Nüfus sayımları kitapta belirgin bir yere sahip olmasına rağmen , kitabın özünü oluşturmaz. Bu açıdan belki de kitabın genel olarak kullanılan ismi, Bamidbar Çölde daha ayırt edici bir başlık gibi görünmektedir. Zira görüldüğü üzere kitapta anlatılan olayların tümü, Bene- Yisraelin Sinay dağından çıkıp Erets- Yisraelin kıyısına kadar geldiği, aslında kısa olması gerekirken oldukça uzayan çöl yolculuğu sırasında meydana gelmiştir
Bamidbar kitabının amacı, Toranın genel amacıyla aynıdır. Bu kitap, Bene- Yisraelin, Erets- Yisraeli miras almadan önce çölde yaşadıkları tecrübeleri ve yaptıkları hataları açıklamakta, bizler için önemli yaşam dersleri içermektedir. Bu olaylar, yüzeysel değil, derinlemesine incelendiği takdirde, insan psikolojisi, maneviyatta yükseliş ve düşüş ve daha birçok konuda temel nitelikte dersler için mükemmel birer kaynaktır.
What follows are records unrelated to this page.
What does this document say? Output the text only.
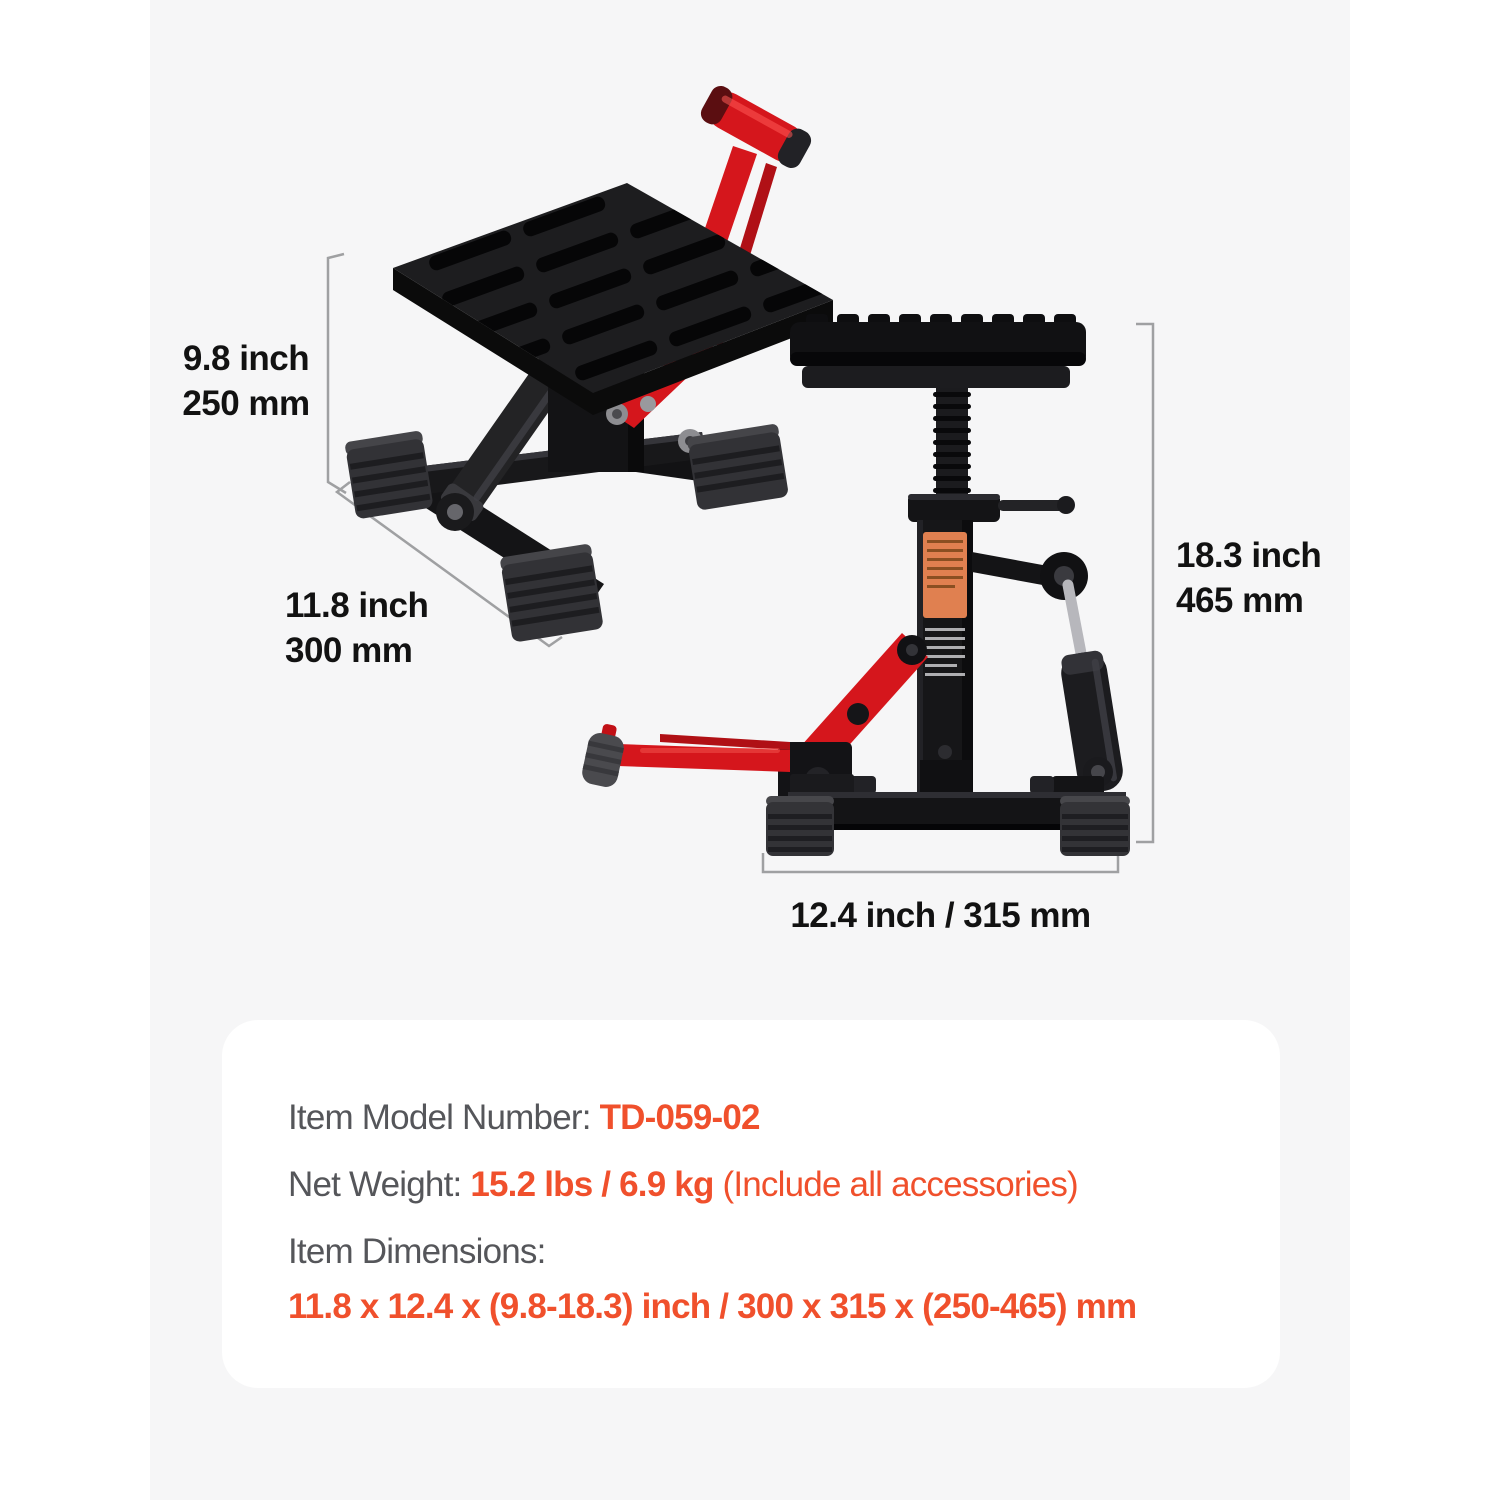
9.8 inch
250 mm
11.8 inch
300 mm
18.3 inch
465 mm
12.4 inch / 315 mm
Item Model Number: TD-059-02
Net Weight: 15.2 lbs / 6.9 kg (Include all accessories)
Item Dimensions:
11.8 x 12.4 x (9.8-18.3) inch / 300 x 315 x (250-465) mm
Sürekli mucizelere tanık olan bir halkın şikâyetleri, isyanları, Tanrıya gösterdiği güvensizlik, herhalde bu kitapta tanımlanandan daha sert ve eleştirel bir dille tanımlanamaz. Acaba Tanrıya bizzat şahit olmuş Bene- Yisrael, Onun Sesini duymuş Bene- Yisrael, Tanrının Mısıra yaptıklarını gözleriyle görmüş olan Bene- Yisrael, her gün yiyeceği gökten gelen Bene- Yisrael, bu kitapta okuduğumuz Bene- Yisrael ile aynı halk olabilir mi? Dor Dea [Tanrı Hakkında Kesin] Bilgi Nesli olarak adlandırılan bu nesil, nasıl olmuş da, en büyük manevi yüksekliklerden, bu şekilde düşebilmiştir?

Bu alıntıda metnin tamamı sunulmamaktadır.